As long as he remained near Noelle, he was a hazard to her continued health. That’s where the true danger lay with her—the temptation of being with her. He’d known it, had fought against it, but now there was no denying it. His desires were his downfall. He wanted her more than he’d ever wanted anyone else.

He couldn’t control his passion, and he couldn’t control his fury. So he was disappearing.

Several minutes passed in stunned silence. “No,” Mia said, shaking her head to emphasize her denial. “Unacceptable.”

“I’m a menace.”

“We all are.”

“I quit, Mia.” He wasn’t working with the law on this one. He was going to kill the bastard in cold blood and end this. Today. Nothing and no one would convince him otherwise.

He stood.

“I’m giving you a few days to think this through,” Mia gritted out. She wasn’t used to flat-out refusal.

“Don’t need them. I quit, effective immediately.” Next up: Phillips.

Forty

NOELLE LEANED AGAINST THE side of Hector’s Jag, waiting for him. Since her arrival in the parking garage, several agents had checked in and several agents had checked out. Each had wanted to speak to her, but she’d waved them on their way, not willing to deal with any distractions.

Hector had bailed on her at the hospital, while she was too drugged to notice.

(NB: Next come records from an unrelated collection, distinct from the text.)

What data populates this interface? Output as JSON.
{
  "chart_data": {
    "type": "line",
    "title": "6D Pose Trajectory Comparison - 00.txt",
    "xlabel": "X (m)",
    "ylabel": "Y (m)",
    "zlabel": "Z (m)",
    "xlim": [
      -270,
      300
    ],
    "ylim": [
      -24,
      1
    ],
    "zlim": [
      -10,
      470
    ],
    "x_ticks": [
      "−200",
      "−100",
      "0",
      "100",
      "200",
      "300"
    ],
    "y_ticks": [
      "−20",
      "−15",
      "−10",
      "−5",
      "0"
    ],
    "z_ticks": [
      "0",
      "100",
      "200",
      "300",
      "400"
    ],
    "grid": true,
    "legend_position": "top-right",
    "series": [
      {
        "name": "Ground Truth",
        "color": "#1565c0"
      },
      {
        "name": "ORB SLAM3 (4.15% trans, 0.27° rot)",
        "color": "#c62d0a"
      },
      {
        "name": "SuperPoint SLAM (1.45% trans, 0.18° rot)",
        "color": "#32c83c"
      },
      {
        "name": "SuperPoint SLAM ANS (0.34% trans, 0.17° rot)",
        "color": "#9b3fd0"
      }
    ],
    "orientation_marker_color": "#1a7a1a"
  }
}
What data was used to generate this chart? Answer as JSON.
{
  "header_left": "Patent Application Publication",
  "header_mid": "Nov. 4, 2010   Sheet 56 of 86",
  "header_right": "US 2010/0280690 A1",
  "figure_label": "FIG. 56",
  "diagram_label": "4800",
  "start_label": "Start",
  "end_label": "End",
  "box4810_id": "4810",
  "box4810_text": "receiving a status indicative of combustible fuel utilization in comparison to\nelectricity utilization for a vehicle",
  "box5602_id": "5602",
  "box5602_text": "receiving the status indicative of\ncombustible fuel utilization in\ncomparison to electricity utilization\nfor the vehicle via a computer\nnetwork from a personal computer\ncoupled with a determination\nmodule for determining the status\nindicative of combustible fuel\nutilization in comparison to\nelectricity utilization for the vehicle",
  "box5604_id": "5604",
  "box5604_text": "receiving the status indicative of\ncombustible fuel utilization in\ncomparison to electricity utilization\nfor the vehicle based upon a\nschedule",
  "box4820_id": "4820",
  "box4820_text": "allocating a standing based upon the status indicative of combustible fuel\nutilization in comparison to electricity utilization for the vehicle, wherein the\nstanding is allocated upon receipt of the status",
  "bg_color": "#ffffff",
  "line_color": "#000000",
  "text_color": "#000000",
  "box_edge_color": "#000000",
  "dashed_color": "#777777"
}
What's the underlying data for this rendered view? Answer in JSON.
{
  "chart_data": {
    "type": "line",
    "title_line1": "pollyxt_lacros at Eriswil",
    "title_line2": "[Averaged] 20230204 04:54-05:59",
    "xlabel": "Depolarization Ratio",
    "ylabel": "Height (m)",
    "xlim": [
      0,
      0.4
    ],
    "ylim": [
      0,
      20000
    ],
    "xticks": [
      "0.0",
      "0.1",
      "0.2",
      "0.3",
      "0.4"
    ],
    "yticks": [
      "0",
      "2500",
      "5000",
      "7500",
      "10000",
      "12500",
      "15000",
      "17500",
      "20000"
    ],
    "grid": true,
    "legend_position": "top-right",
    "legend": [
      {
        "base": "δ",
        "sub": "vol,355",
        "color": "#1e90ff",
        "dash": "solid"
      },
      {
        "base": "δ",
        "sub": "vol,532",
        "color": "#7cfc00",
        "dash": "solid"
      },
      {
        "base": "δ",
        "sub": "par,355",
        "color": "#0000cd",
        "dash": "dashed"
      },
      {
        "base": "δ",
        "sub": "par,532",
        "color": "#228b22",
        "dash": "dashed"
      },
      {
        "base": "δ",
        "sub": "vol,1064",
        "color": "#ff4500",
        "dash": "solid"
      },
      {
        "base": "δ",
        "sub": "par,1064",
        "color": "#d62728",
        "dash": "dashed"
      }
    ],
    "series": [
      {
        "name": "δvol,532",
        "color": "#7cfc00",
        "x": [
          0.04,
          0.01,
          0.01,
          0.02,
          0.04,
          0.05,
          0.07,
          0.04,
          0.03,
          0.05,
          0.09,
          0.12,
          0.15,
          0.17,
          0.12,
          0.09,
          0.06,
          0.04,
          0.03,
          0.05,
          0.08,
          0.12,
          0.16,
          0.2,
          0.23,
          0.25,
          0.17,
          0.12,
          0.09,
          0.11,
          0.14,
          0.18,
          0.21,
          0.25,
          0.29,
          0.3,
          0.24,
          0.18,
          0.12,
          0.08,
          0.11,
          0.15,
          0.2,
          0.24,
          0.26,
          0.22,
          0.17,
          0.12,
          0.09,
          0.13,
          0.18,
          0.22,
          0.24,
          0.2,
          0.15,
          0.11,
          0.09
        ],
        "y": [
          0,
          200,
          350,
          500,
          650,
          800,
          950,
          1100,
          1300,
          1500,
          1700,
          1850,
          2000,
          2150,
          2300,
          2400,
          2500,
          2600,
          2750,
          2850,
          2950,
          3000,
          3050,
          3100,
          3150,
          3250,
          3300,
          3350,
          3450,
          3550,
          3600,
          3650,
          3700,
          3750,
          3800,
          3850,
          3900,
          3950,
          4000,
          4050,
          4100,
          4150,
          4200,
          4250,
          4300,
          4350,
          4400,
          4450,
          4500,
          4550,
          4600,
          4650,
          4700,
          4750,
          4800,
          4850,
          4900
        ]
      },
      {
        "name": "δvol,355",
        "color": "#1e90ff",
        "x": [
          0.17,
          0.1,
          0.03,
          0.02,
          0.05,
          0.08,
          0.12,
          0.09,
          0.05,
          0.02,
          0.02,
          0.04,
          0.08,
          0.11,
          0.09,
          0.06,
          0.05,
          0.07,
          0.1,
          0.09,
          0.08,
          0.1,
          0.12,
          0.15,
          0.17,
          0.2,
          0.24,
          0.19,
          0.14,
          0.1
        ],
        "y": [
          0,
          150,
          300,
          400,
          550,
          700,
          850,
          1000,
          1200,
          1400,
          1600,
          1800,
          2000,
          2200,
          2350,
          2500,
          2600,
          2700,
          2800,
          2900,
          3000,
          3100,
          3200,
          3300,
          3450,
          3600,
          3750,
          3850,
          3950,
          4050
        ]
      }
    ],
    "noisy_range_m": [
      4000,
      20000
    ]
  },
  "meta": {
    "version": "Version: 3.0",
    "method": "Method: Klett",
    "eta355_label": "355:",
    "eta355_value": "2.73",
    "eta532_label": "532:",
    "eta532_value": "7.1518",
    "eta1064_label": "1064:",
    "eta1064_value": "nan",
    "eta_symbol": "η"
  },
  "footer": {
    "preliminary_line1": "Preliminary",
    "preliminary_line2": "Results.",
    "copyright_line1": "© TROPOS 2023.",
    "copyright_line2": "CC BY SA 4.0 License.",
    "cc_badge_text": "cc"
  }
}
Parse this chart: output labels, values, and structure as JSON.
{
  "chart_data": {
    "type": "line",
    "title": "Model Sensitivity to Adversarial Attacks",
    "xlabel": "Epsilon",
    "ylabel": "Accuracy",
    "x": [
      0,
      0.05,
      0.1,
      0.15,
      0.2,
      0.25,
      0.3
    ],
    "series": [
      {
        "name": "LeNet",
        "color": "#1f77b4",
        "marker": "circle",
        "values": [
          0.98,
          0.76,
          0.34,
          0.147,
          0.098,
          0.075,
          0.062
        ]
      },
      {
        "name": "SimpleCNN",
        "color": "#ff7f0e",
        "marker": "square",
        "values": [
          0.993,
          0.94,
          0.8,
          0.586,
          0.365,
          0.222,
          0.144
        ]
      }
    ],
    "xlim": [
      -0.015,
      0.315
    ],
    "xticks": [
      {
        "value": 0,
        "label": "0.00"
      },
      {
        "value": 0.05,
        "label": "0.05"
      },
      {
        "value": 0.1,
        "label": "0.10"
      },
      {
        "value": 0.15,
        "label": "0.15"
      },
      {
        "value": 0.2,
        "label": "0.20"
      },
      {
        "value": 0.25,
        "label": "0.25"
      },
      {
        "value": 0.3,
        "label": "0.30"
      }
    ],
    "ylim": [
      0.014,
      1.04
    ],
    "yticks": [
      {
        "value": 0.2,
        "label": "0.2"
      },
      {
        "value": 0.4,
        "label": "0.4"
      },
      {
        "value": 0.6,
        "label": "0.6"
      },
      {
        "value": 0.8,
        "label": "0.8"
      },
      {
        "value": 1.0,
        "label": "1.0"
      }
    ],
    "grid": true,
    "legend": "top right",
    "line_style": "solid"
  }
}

Bastard! He should have considered the possibility that Ava would wake her up, they would hack into the AIR GPS, and drive to wherever he was.

Ava, who made one hell of a gorgeous vampiress. A little paler, but all the lovelier for it, with sharp, white fangs and adorable claw-tipped nails.

Upon seeing her, Noelle had groggily said, “You’re so cute, I want to stuff you in my pocket and carry you around forever.”

Ava had replied, “After the scare you just gave me, the only thing likely to be stuffed is your face—with my fist!” And miracle of miracles, she hadn’t had a lisp.

Then they’d hugged and if they’d been emotional pansies, they would have cried. Noelle had had something in her eye, that was all. They’d talked about Noelle’s decision not to turn into a vampire herself, and Ava had understood. That didn’t mean she’d been gracious, but she had understood. Noelle’s heart belonged to Hector. She had to remain human, no matter what happened between them.